I just recently came across this paper (with the same title as this blog post), and just had to post it and say “wow”. The idea of the paper is pretty simple, actually, for Haskell at least- see, the advantage of purely functional code is that it doesn’t matter when it actually gets executed. Haskell’s lazy evaluation enforces this (the “hair shirt” that SPJ talks about). Purely functional code can run at any time- including compilation time. So why not? Hoist as much code as is resonable and precompute it at compile time. Everything that isn’t directly dependent upon I/O is a possible target. Which means that large chunks, even a majority, of Haskell programs are potiential targets for this optimization.
Now this work is obviously in the early stages, and is yet to be proven out on real world code. And there are a lot of open questions left- like what are good heuristics for when it’s profitable to apply this optimization? But it’s an example of the sorts of large scale programmatic rewrites which are possible with Haskell, but difficult bordering on impossible even with Ocaml, let alone C++ or Java. There’s a whole realm of compiler optimizations out there which hasn’t been explored- because with normal languages the optimizations are just too hard to implement, and so likely to not be applicable in the majority of cases, diluting the effectiveness of the optimization. But the structure of Haskell makes it easy to apply to large parts of the code (“is it using the I/O monad? No? Good, we can precompute it”), and easy to implement.
8 Comments
How is this different in nature than any other kind of optimization? It’s certainly different in scope due to language-based limits of knowledge, but ultimately most optimizations boil down to either 1) shuffling instructions around to pander to the hardware (which this isn’t), or 2) pre-computing values and trimming the cruft off (which this is).
(caveat: I’m neither a Haskell expert or a compiler writer)
It does just look like “pre-computing and trimming”, but the scope of what can be pre-computed is larger because side effects are quarantined. In the slides, range, sum and main are optimized to:
main n = main2 i n
main2 i n = if i > n then 0 else i + main2 (i+1) n
(though I think that first line should be
main n = main2 0 n)Sum and range aren’t called at all, instead they’re replaced with their semantic equivalent… sort of a super inlining. How would this be done cleanly in the presence of side-effects?
Sure, it’s got a lot wider scope (I thought I said that?) because of the awesomeness of functional programming, but it’s still just the same style of optimization as done before. I threw my comment out there because I genuinely wanted clarification: usually, when Brian is deeply taken with something, it’s usually a new idea that hits my brain like a pan-galactic gargle blaster.
In all honesty, I’m surprised this wasn’t being done before. :-D
Ah, I see. I guess the scope was interesting enough for me, as to anything deeper, I’ll leave that to Brian.

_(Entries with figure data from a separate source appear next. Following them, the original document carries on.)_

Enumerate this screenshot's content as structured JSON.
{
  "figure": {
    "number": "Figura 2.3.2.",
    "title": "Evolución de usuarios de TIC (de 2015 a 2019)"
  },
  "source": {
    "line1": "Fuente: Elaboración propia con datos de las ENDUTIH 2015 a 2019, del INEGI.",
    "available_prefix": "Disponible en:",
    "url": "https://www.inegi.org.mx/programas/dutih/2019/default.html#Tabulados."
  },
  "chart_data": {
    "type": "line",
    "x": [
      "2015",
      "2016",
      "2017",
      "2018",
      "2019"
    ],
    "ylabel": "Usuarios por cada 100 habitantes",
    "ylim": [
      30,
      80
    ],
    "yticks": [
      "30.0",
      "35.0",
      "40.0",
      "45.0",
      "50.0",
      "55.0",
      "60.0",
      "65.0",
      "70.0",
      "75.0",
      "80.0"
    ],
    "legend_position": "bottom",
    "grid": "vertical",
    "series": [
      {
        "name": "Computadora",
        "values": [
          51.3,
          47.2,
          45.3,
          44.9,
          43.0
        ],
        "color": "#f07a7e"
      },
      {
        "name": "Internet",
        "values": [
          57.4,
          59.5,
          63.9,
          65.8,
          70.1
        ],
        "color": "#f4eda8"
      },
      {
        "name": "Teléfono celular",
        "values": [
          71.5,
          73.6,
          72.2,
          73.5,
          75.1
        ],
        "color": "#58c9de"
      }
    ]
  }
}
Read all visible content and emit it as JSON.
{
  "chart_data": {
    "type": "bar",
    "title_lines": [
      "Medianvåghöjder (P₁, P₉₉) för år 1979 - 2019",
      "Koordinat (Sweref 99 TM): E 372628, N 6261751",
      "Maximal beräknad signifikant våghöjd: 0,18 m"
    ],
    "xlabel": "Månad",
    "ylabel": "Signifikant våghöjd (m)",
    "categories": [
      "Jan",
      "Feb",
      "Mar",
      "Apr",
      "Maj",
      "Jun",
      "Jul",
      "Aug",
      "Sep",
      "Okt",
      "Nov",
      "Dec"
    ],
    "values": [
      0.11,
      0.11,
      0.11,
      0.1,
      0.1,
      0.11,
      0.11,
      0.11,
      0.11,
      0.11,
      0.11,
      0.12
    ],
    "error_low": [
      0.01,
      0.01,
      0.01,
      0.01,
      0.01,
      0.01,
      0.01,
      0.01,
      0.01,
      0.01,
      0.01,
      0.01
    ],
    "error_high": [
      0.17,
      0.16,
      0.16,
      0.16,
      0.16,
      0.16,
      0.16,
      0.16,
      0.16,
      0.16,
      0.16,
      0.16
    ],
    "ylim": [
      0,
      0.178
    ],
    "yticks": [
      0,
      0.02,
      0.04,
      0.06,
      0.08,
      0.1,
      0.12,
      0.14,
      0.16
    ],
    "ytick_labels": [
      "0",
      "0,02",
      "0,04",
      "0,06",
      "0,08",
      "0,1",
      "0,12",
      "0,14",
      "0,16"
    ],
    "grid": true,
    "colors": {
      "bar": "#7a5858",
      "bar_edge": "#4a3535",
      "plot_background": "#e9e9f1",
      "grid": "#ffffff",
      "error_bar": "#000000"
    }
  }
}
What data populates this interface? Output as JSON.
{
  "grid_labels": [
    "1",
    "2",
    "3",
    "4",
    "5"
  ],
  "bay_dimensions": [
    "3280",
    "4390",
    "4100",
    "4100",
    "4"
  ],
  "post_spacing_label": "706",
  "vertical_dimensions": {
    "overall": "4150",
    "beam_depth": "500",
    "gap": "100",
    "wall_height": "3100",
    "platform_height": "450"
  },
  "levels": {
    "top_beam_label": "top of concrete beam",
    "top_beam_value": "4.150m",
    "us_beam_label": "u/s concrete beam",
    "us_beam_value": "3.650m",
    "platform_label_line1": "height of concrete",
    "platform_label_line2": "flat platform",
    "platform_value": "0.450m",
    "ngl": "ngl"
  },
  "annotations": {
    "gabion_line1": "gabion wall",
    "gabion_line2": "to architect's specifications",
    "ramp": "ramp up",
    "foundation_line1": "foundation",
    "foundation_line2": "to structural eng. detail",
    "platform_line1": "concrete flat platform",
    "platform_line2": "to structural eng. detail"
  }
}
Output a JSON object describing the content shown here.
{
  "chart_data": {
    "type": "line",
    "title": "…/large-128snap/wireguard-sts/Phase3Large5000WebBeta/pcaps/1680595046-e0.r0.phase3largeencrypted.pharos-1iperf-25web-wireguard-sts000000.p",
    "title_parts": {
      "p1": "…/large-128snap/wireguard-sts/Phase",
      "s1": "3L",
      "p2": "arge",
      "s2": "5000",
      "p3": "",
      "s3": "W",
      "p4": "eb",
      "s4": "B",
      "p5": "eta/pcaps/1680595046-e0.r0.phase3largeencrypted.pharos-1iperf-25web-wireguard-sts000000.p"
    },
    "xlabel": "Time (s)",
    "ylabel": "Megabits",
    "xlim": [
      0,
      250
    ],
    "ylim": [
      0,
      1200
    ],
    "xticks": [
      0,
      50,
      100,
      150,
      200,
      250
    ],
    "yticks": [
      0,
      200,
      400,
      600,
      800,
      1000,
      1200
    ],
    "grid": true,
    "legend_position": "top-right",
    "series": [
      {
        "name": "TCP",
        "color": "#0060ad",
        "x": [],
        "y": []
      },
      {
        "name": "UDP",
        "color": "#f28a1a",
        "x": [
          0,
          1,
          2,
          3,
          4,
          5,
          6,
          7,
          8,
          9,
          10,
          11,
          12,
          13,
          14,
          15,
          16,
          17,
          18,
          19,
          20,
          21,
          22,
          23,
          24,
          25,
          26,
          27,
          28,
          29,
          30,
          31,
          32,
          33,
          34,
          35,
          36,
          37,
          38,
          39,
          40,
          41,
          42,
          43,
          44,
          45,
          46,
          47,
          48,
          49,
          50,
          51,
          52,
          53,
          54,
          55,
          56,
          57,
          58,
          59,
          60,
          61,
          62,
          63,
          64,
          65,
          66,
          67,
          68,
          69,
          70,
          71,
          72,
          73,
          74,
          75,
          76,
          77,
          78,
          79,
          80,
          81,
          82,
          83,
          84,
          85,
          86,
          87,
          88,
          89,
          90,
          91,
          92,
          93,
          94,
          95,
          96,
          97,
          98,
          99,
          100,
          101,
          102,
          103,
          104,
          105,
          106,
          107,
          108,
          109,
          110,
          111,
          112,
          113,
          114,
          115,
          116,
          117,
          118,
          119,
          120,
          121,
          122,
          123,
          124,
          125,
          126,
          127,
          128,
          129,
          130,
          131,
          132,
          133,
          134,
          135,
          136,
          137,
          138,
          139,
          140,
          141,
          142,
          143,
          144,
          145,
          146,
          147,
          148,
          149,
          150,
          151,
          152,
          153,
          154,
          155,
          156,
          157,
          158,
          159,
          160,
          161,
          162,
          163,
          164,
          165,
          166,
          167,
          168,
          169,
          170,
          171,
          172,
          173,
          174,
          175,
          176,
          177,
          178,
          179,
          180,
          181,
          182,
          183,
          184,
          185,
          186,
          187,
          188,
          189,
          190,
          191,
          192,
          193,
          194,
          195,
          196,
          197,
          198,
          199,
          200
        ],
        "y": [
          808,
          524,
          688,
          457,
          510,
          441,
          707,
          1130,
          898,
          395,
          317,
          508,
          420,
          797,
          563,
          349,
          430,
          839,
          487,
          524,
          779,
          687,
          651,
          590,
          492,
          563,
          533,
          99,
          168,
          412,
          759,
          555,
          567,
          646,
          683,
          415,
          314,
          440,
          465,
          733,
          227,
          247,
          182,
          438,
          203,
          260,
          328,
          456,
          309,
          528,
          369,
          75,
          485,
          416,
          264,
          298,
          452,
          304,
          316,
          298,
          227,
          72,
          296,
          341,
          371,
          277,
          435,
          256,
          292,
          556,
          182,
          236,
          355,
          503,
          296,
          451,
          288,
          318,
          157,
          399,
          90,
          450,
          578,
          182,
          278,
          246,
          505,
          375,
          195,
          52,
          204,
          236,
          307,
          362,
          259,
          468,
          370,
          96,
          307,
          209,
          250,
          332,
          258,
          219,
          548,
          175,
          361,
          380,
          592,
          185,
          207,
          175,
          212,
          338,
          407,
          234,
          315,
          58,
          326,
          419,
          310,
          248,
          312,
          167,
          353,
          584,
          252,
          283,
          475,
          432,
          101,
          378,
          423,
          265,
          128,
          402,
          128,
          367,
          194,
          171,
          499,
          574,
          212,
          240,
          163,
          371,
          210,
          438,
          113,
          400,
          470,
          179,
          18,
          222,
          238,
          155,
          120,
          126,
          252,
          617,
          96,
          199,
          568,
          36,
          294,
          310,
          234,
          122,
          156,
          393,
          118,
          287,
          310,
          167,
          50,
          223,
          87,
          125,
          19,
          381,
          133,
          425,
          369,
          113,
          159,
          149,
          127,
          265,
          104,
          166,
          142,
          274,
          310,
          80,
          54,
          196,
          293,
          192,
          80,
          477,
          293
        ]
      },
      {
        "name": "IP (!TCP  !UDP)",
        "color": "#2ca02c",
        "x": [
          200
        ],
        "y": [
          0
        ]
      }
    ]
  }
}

It has been done before. It was done by Turchin the in late 60s for Refal, and he called it supercompilation. What Neil is doing is positive supercompilation if I remember right.
As augustss says, it has been done before, but its a while since it’s been applied to a full scale functional language. It is indeed positive supercompilation. The original paper that is on my website (http://www-users.cs.york.ac.uk/~ndm/supero/) follows the ideas of supercompilation relatively closely. The new paper which I’ve just submitted makes a few more changes from the traditional supercompilation approach, which are needed in a larger programming language.
It is quite different from C program optimisation and even optimisation in a GHC/Clean style manner. Those make small incremental changes to the program, moving from one program to another very similar but slightly faster program – then these changes are iterated a lot. Supercompilation starts at one program, and ends at another program, without any kind of step-by-step process.
It’s nice to see someone is interested :)
By saying it has been done before I didn’t mean to belittle Neil’s work. The main idea might be old, but the devil is in the detail. Doing it efficiently and well for a real language is not easy, and I hope Neil will succeed.
I wasn’t going to post up my new draft paper, but following all the interest, I think it makes sense if everyone can see the latest and greatest supero stuff. That paper does cover more of the details – the original paper was written with a more limited knowledge of existing supercompilation, the revised paper builds on existing work so is more powerful.